For the microbes with significantly different abundances between IAC and AIS/MIA groups, we visualized their profiles in two types of samples: tumor and BALF ( Figure 4A ). A total of 23 microbes exhibited consistent upregulation or downregulation in IAC group across both sample types ( Supplementary Table S1 ). Specifically, five microbes increased in IAC group, including Mycobacteroides abscessus, Mycolicibacterium aurum, Mycolicibacterium rhodesiae, Finegoldia magna, and Acinetobacter wuhouensis, while the remaining 18 microbes exhibited decreased abundance in IAC group ( Figure 4B ). The correlations among these 23 microbes were subsequently investigated. As expected, negative correlations were observed between upregulated and downregulated microbes, indicating potential antagonistic relationships. Of note, Mycobacteroides abscessus, which was upregulated in IAC group, displayed negative associations with all 18 declined microbes, suggesting its powerful influence ( Figure 4C ). The phylogenetic tree generated from the taxonomy analysis indicated that these 23 microbes primarily belonged to Proteobacteria, Alphaproteobacteria, and Rhizobiales taxa ( Figure 4D ). Among the five upregulated microbes in IAC group, two of them belonged to Mycolicibacterium genus, including Mycolicibacterium rhodesiae and Mycolicibacterium aurum. To further characterize their roles, we performed correlation analysis among microbes, KO genes, and KO pathways, and revealed the axes among Mycolicibacterium rhodesiae/Mycolicibacterium aurum KO0624 gene-KO04146 pathway, suggesting the potentially regulatory roles ( Figure 4E ).

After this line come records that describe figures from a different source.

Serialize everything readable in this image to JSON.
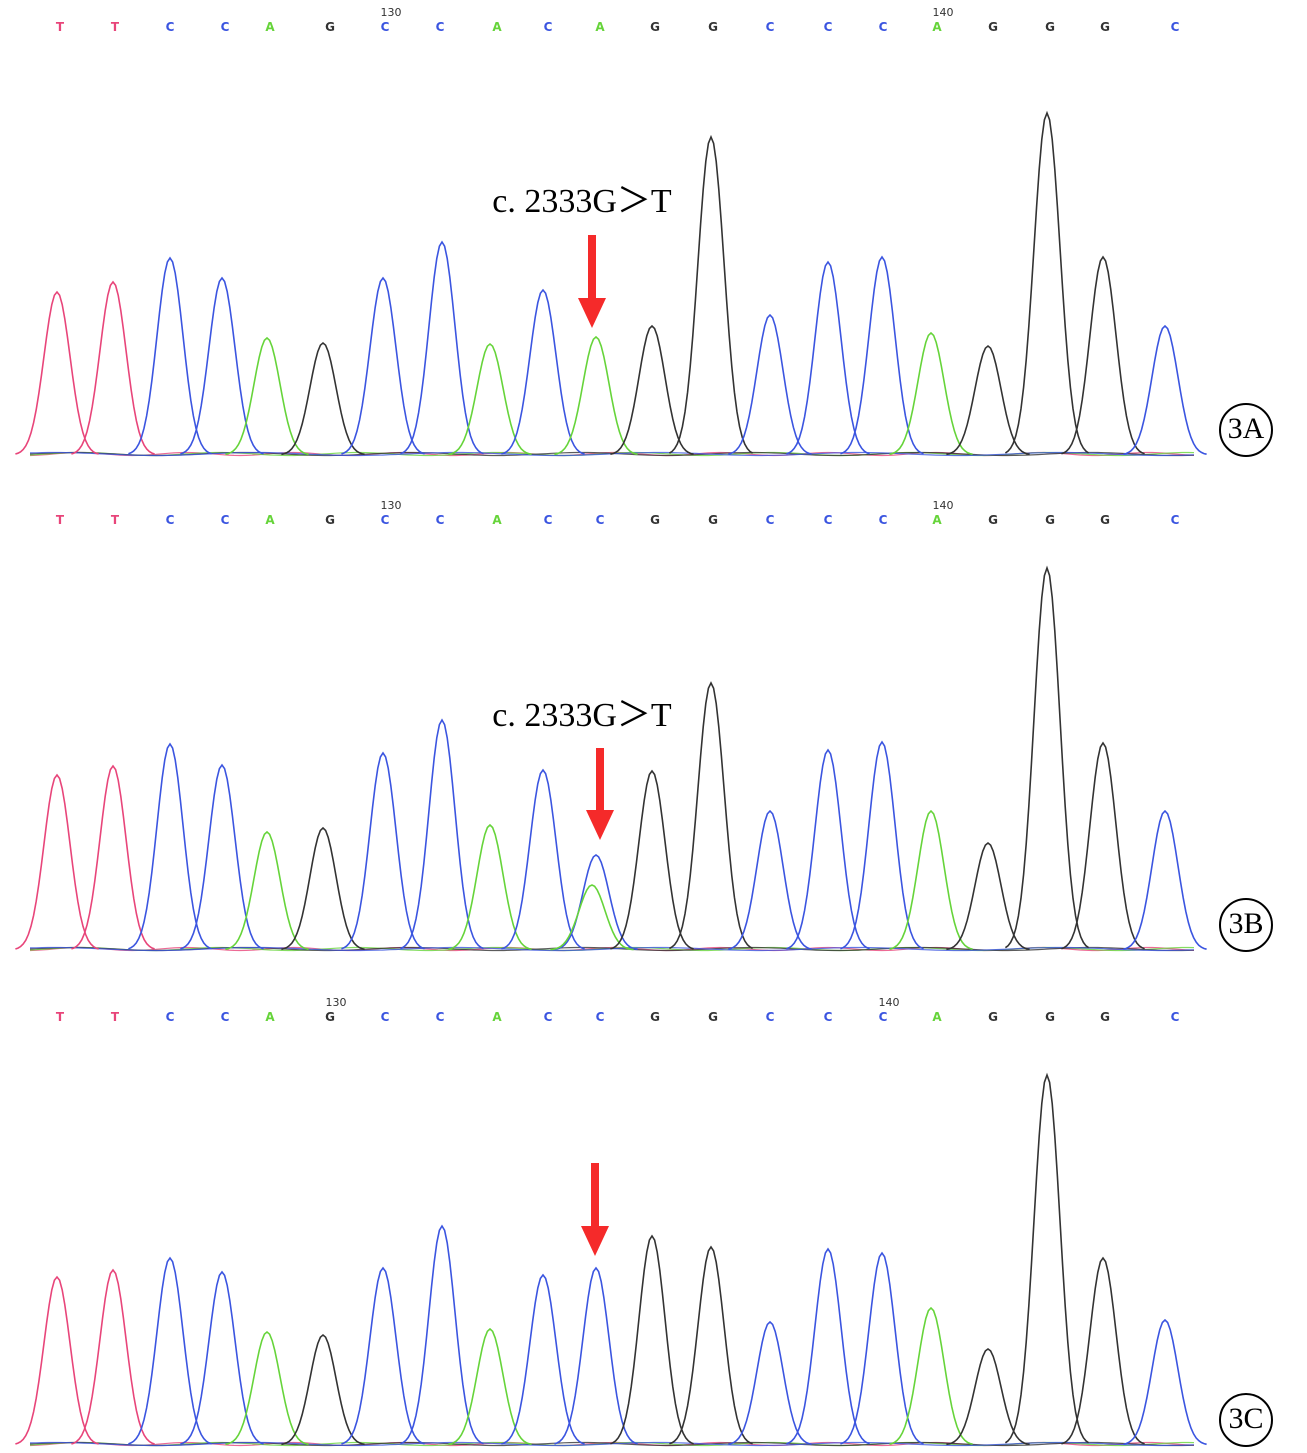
{
  "colors": {
    "T": "#e8457a",
    "C": "#3b55e0",
    "A": "#66d43a",
    "G": "#333333"
  },
  "panels": [
    {
      "label": "3A",
      "annotation": "c. 2333G＞T",
      "position_labels": [
        "130",
        "140"
      ],
      "peaks": [
        {
          "base": "T",
          "height": 163
        },
        {
          "base": "T",
          "height": 173
        },
        {
          "base": "C",
          "height": 197
        },
        {
          "base": "C",
          "height": 177
        },
        {
          "base": "A",
          "height": 117
        },
        {
          "base": "G",
          "height": 112
        },
        {
          "base": "C",
          "height": 177
        },
        {
          "base": "C",
          "height": 213
        },
        {
          "base": "A",
          "height": 111
        },
        {
          "base": "C",
          "height": 165
        },
        {
          "base": "A",
          "height": 118
        },
        {
          "base": "G",
          "height": 129
        },
        {
          "base": "G",
          "height": 318
        },
        {
          "base": "C",
          "height": 140
        },
        {
          "base": "C",
          "height": 193
        },
        {
          "base": "C",
          "height": 198
        },
        {
          "base": "A",
          "height": 122
        },
        {
          "base": "G",
          "height": 109
        },
        {
          "base": "G",
          "height": 342
        },
        {
          "base": "G",
          "height": 198
        },
        {
          "base": "C",
          "height": 129
        }
      ]
    },
    {
      "label": "3B",
      "annotation": "c. 2333G＞T",
      "position_labels": [
        "130",
        "140"
      ],
      "peaks": [
        {
          "base": "T",
          "height": 175
        },
        {
          "base": "T",
          "height": 184
        },
        {
          "base": "C",
          "height": 206
        },
        {
          "base": "C",
          "height": 185
        },
        {
          "base": "A",
          "height": 118
        },
        {
          "base": "G",
          "height": 122
        },
        {
          "base": "C",
          "height": 197
        },
        {
          "base": "C",
          "height": 230
        },
        {
          "base": "A",
          "height": 125
        },
        {
          "base": "C",
          "height": 180
        },
        {
          "base": "C",
          "height": 95,
          "secondary": {
            "base": "A",
            "height": 65
          }
        },
        {
          "base": "G",
          "height": 179
        },
        {
          "base": "G",
          "height": 267
        },
        {
          "base": "C",
          "height": 139
        },
        {
          "base": "C",
          "height": 200
        },
        {
          "base": "C",
          "height": 208
        },
        {
          "base": "A",
          "height": 139
        },
        {
          "base": "G",
          "height": 107
        },
        {
          "base": "G",
          "height": 382
        },
        {
          "base": "G",
          "height": 207
        },
        {
          "base": "C",
          "height": 139
        }
      ]
    },
    {
      "label": "3C",
      "position_labels": [
        "130",
        "140"
      ],
      "peaks": [
        {
          "base": "T",
          "height": 168
        },
        {
          "base": "T",
          "height": 175
        },
        {
          "base": "C",
          "height": 187
        },
        {
          "base": "C",
          "height": 173
        },
        {
          "base": "A",
          "height": 113
        },
        {
          "base": "G",
          "height": 110
        },
        {
          "base": "C",
          "height": 177
        },
        {
          "base": "C",
          "height": 219
        },
        {
          "base": "A",
          "height": 116
        },
        {
          "base": "C",
          "height": 170
        },
        {
          "base": "C",
          "height": 177
        },
        {
          "base": "G",
          "height": 209
        },
        {
          "base": "G",
          "height": 198
        },
        {
          "base": "C",
          "height": 123
        },
        {
          "base": "C",
          "height": 196
        },
        {
          "base": "C",
          "height": 192
        },
        {
          "base": "A",
          "height": 137
        },
        {
          "base": "G",
          "height": 96
        },
        {
          "base": "G",
          "height": 370
        },
        {
          "base": "G",
          "height": 187
        },
        {
          "base": "C",
          "height": 125
        }
      ]
    }
  ]
}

To investigate the dysregulated characteristics within tumor microenvironment, we performed a correlation analysis between mutated genes and 23 significant microbes. Significant correlation values were widely observed between key microbes and mutated genes ( Figure 5A ). Of note, the strong correlations of TYW1, PTPRZ1, and GCNA genes with more than 20 different microorganisms suggested that these genes may play an crucial regulatory role in the microbial community of the lung. Among them, previous studies have found that PTPRZ1 is closely related to the occurrence and development of lung cancer. Through the joint analysis of multiple databases, the mutation situation of PTPRZ1 in lung adenocarcinoma is shown in Figure 5B . Mutations in the PTPRZ1 protein are closely related to TMB, Aneuploidy score, and Buffa hypoxia score ( Figures 5C-E ).